Juan Álvarez (born 1978) is a Colombian writer. He is the author of Heroegram', Narrative Arkhe, and The Three Pillars of Change.

==Biography==
Álvarez started his career at the Writer's Workshop at the Universidad Central in Bogotá. In 2002, he moved to the US-Mexican border, where he earned his M.F.A from the University of Texas at El Paso.

His book of short stories, Falsas Alarmas, was awarded the National Prize for Short-Stories by the City of Bogota in 2005. Álvarez was selected to attend the first Hay Festival held in Cartagena de Indias in 2006. In 2008, he participated in the first meeting of Young Latin American Fiction Writers in Havana.

In 2011, Álvarez published his first novel, C. M. no record, based on the underground musical life of the Bogotá and Medellín rock and roll scene.

He has published short-stories, interviews, and essays in literary journals and magazines such as: El Malpensante, Número, Etiqueta Negra, Donjuan, Letralia, and the Rio Grande Review.

He is the co-editor of the Hidalgo-based literary journal, El Perro, and manages the DUD project.
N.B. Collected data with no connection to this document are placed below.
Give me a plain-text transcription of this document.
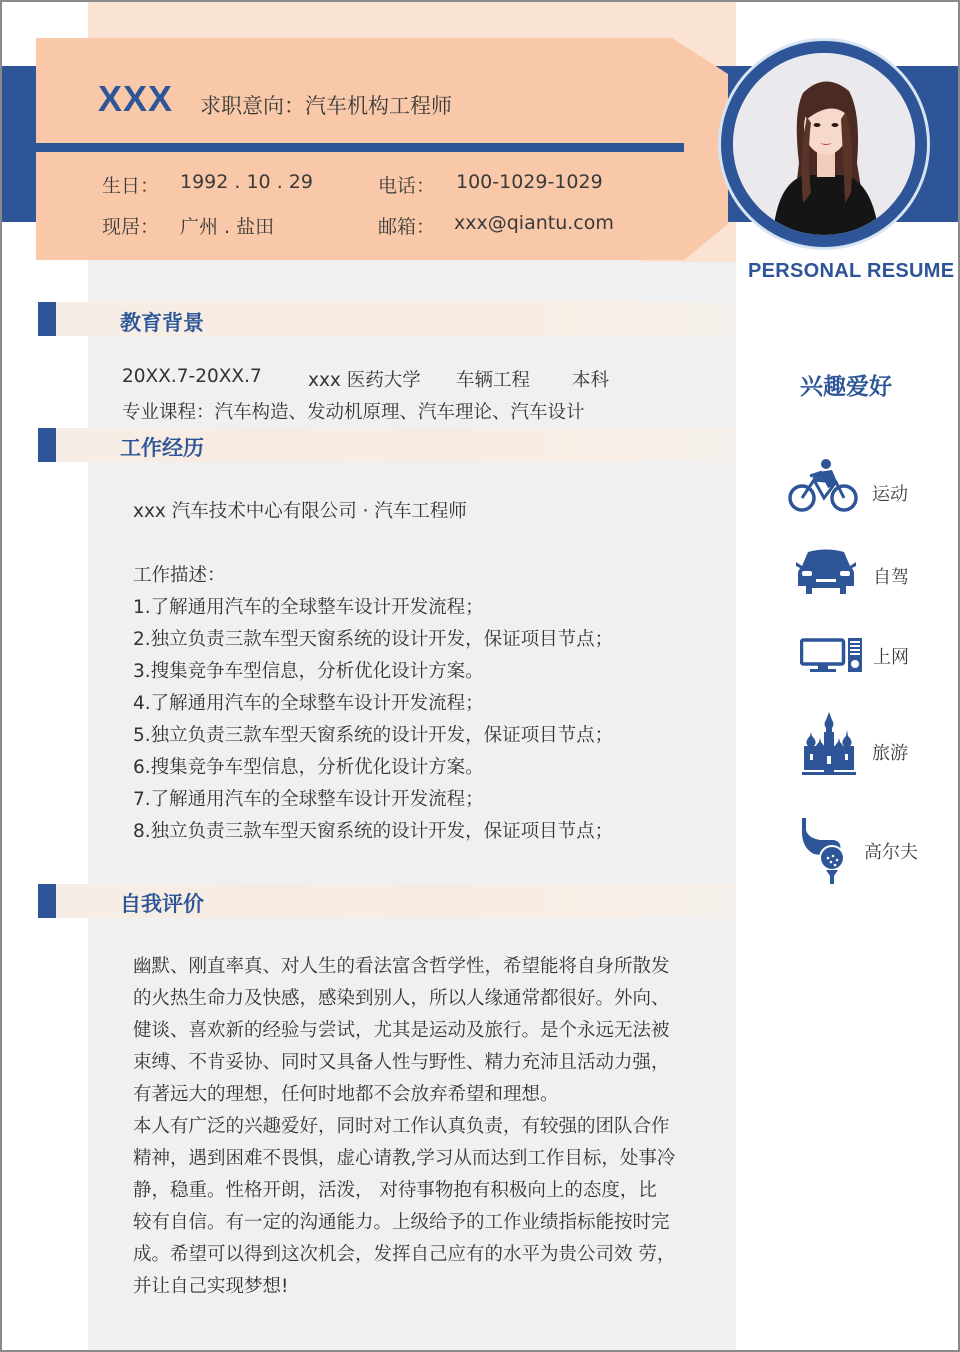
XXX 求职意向：汽车机构工程师
生日： 1992 . 10 . 29	电话： 100-1029-1029
现居： 广州 . 盐田	邮箱： xxx@qiantu.com
PERSONAL RESUME
教育背景
20XX.7-20XX.7 xxx 医药大学 车辆工程 本科
专业课程：汽车构造、发动机原理、汽车理论、汽车设计
工作经历
xxx 汽车技术中心有限公司 · 汽车工程师
工作描述：
1.了解通用汽车的全球整车设计开发流程；
2.独立负责三款车型天窗系统的设计开发，保证项目节点；
3.搜集竞争车型信息，分析优化设计方案。
4.了解通用汽车的全球整车设计开发流程；
5.独立负责三款车型天窗系统的设计开发，保证项目节点；
6.搜集竞争车型信息，分析优化设计方案。
7.了解通用汽车的全球整车设计开发流程；
8.独立负责三款车型天窗系统的设计开发，保证项目节点；
自我评价
幽默、刚直率真、对人生的看法富含哲学性，希望能将自身所散发
的火热生命力及快感，感染到别人，所以人缘通常都很好。外向、
健谈、喜欢新的经验与尝试，尤其是运动及旅行。是个永远无法被
束缚、不肯妥协、同时又具备人性与野性、精力充沛且活动力强，
有著远大的理想，任何时地都不会放弃希望和理想。
本人有广泛的兴趣爱好，同时对工作认真负责，有较强的团队合作
精神，遇到困难不畏惧，虚心请教,学习从而达到工作目标，处事冷
静，稳重。性格开朗，活泼， 对待事物抱有积极向上的态度，比
较有自信。有一定的沟通能力。上级给予的工作业绩指标能按时完
成。希望可以得到这次机会，发挥自己应有的水平为贵公司效 劳，
并让自己实现梦想!
兴趣爱好
运动
自驾
上网
旅游
高尔夫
Several Colombian critics have remarked Álvarez's use of language in Falsas alarmas as an evidence of a “young writer who knows his craft, and has talent and appreciation for the written word” (Guido Tamayo) and of a style “without pretensions” (Francisco Barrios). Others have insisted in the desolated universe of these short stories, populated mainly by young people “not marked by exotic adventures (...) but by the daily discovery of their absolute solitude” (Diana Ospina).